# Text-to-SQL V4 - Spider with REAL Schema

**SETUP REQUIRED:**
1. Click **+ Add Input** (right sidebar)
2. Search: `yale-universitys-spider-10-nlp-dataset`
3. Add the dataset by `jeromeblanchet`

**What's Fixed:**
- Uses `tables.json` for real schema (table names, column names, types)
- Merges schema into each training example by `db_id`
- Model finally sees actual columns like `students(id, name, gpa)`

**Expected:** 35-50% accuracy (vs 11% without schema)

---

In [None]:
# Cell 1: Install
!pip install -q transformers>=4.35.0 datasets>=2.14.0 accelerate>=0.24.0
!pip install -q torch sentencepiece pandas numpy tqdm

In [None]:
# Cell 2: Setup & Verify Kaggle Dataset
import os
import json
import torch
import numpy as np
import warnings
from collections import defaultdict

warnings.filterwarnings('ignore')

print("=" * 60)
print("TEXT-TO-SQL V4 - SPIDER WITH SCHEMA")
print("=" * 60)

# Find the Kaggle input path
KAGGLE_INPUT = "/kaggle/input"
SPIDER_PATH = None

if os.path.exists(KAGGLE_INPUT):
    for folder in os.listdir(KAGGLE_INPUT):
        if "spider" in folder.lower():
            SPIDER_PATH = os.path.join(KAGGLE_INPUT, folder)
            break

if SPIDER_PATH is None:
    print("ERROR: Spider dataset not found!")
    print("Please add dataset: jeromeblanchet/yale-universitys-spider-10-nlp-dataset")
    raise FileNotFoundError("Add Spider dataset first")

print(f"Spider dataset found: {SPIDER_PATH}")
print(f"\nContents:")
for item in os.listdir(SPIDER_PATH)[:10]:
    print(f"  {item}")

print(f"\nPyTorch: {torch.__version__}")
print(f"CUDA: {torch.cuda.is_available()}")

if torch.cuda.is_available():
    GPU_NAME = torch.cuda.get_device_name(0)
    GPU_MEM = torch.cuda.get_device_properties(0).total_memory / 1e9
    print(f"GPU: {GPU_NAME} ({GPU_MEM:.1f} GB)")
    MODEL_NAME = "google-t5/t5-base"
else:
    MODEL_NAME = "google-t5/t5-small"

print(f"Model: {MODEL_NAME}")
print("=" * 60)

In [None]:
# Cell 3: Load tables.json (THE KEY FIX)
import glob

# Find tables.json
tables_files = glob.glob(f"{SPIDER_PATH}/**/tables.json", recursive=True)
if not tables_files:
    # Try without recursion
    tables_files = [f"{SPIDER_PATH}/tables.json"]

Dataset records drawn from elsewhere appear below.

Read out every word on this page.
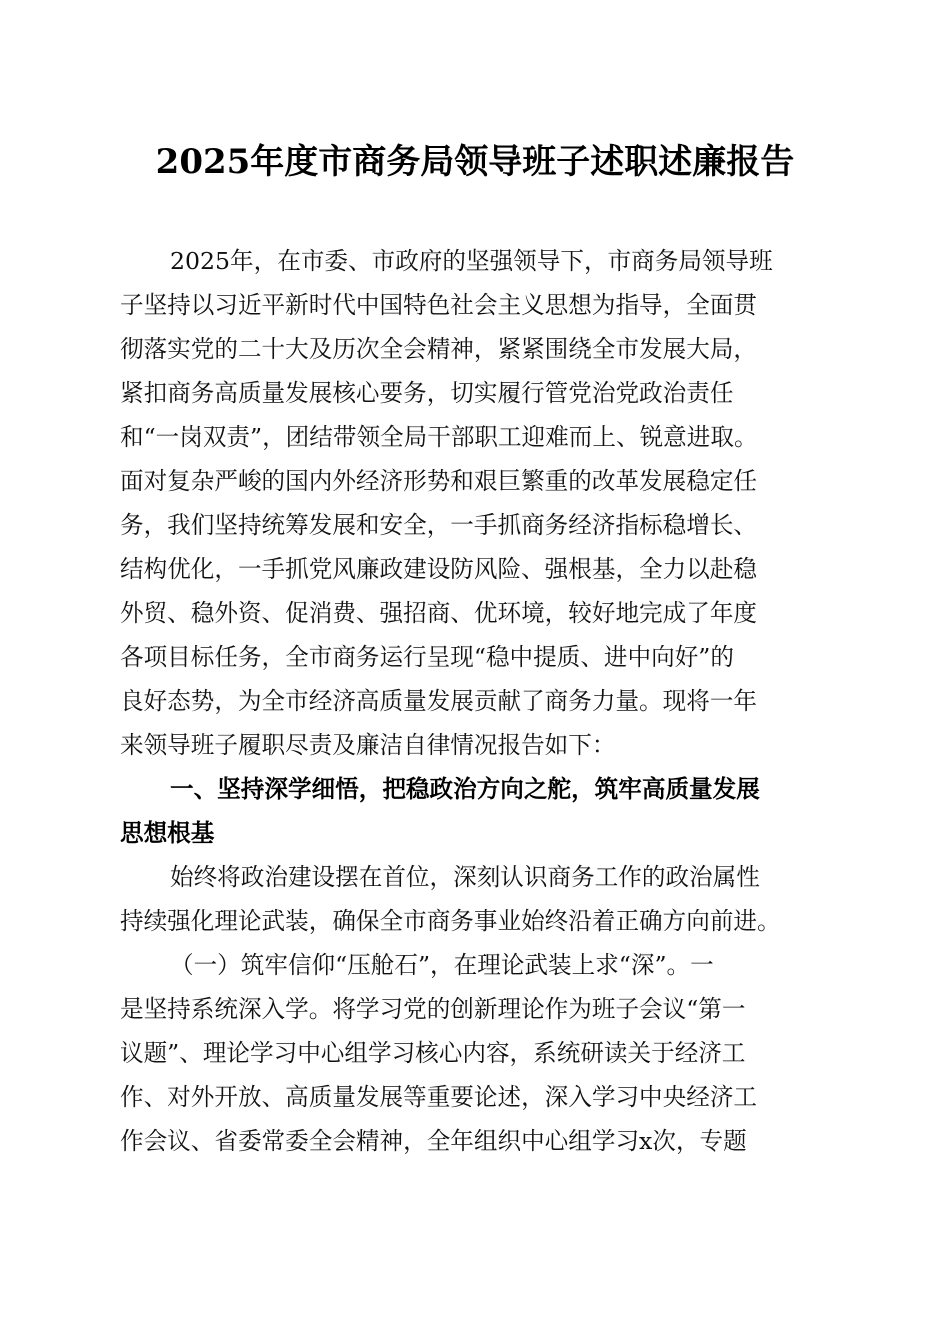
2025年度市商务局领导班子述职述廉报告
2025年，在市委、市政府的坚强领导下，市商务局领导班
子坚持以习近平新时代中国特色社会主义思想为指导，全面贯
彻落实党的二十大及历次全会精神，紧紧围绕全市发展大局，
紧扣商务高质量发展核心要务，切实履行管党治党政治责任
和“一岗双责”，团结带领全局干部职工迎难而上、锐意进取。
面对复杂严峻的国内外经济形势和艰巨繁重的改革发展稳定任
务，我们坚持统筹发展和安全，一手抓商务经济指标稳增长、
结构优化，一手抓党风廉政建设防风险、强根基，全力以赴稳
外贸、稳外资、促消费、强招商、优环境，较好地完成了年度
各项目标任务，全市商务运行呈现“稳中提质、进中向好”的
良好态势，为全市经济高质量发展贡献了商务力量。现将一年
来领导班子履职尽责及廉洁自律情况报告如下：
一、坚持深学细悟，把稳政治方向之舵，筑牢高质量发展
思想根基
始终将政治建设摆在首位，深刻认识商务工作的政治属性
持续强化理论武装，确保全市商务事业始终沿着正确方向前进。
（一）筑牢信仰“压舱石”，在理论武装上求“深”。一
是坚持系统深入学。将学习党的创新理论作为班子会议“第一
议题”、理论学习中心组学习核心内容，系统研读关于经济工
作、对外开放、高质量发展等重要论述，深入学习中央经济工
作会议、省委常委全会精神，全年组织中心组学习x次，专题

TABLES_JSON = tables_files[0] if tables_files else None

if TABLES_JSON and os.path.exists(TABLES_JSON):
    print(f"Found: {TABLES_JSON}")
    with open(TABLES_JSON) as f:
        tables_data = json.load(f)
    print(f"Loaded {len(tables_data)} database schemas")
else:
    print("ERROR: tables.json not found!")
    print(f"Searched in: {SPIDER_PATH}")
    raise FileNotFoundError("tables.json missing")

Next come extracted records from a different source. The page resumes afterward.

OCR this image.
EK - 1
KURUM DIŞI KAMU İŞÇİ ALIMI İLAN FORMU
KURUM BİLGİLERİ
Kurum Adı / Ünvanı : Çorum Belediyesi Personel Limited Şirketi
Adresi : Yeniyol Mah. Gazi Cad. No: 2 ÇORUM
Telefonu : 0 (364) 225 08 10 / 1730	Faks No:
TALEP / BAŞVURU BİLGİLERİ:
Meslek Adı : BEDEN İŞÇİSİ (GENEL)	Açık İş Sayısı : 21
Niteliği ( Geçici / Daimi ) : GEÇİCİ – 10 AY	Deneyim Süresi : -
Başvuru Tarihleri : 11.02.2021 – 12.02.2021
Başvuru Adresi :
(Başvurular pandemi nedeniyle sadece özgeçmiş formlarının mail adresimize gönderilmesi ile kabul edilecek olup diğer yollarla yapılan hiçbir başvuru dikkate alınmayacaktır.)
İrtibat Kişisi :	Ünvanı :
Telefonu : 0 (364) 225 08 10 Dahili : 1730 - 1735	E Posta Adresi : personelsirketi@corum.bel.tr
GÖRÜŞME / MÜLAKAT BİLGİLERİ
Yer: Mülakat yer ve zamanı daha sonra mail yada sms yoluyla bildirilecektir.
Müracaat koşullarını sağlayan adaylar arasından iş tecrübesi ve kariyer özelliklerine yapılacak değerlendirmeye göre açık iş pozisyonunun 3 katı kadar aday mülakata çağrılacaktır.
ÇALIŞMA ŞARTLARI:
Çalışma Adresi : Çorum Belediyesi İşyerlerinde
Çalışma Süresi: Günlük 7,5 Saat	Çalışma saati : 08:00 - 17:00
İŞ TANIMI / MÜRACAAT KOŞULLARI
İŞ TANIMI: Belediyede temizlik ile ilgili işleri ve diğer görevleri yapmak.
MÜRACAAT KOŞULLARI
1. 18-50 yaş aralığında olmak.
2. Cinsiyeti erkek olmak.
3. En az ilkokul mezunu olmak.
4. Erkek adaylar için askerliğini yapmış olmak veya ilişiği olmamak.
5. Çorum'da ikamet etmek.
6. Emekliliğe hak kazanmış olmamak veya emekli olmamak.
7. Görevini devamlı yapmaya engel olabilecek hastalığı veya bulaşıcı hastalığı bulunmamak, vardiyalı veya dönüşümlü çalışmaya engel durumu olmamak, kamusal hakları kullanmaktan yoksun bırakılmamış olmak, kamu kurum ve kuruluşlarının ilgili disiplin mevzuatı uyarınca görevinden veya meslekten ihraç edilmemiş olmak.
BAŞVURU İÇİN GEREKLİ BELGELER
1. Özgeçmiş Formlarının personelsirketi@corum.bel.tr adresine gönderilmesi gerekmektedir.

# Create lookup: db_id -> schema
SCHEMA_LOOKUP = {db["db_id"]: db for db in tables_data}

# Show example
example_db = list(SCHEMA_LOOKUP.keys())[0]
example_schema = SCHEMA_LOOKUP[example_db]
print(f"\nExample schema for '{example_db}':")
print(f"  Tables: {example_schema.get('table_names', [])[:5]}")
print(f"  Columns: {example_schema.get('column_names', [])[:5]}")

In [None]:
# Cell 4: Load Train/Dev Data

# Find train and dev json files
train_files = glob.glob(f"{SPIDER_PATH}/**/train*.json", recursive=True)
dev_files = glob.glob(f"{SPIDER_PATH}/**/dev*.json", recursive=True)

# Filter out tables.json
train_files = [f for f in train_files if "tables" not in f.lower()]
dev_files = [f for f in dev_files if "tables" not in f.lower()]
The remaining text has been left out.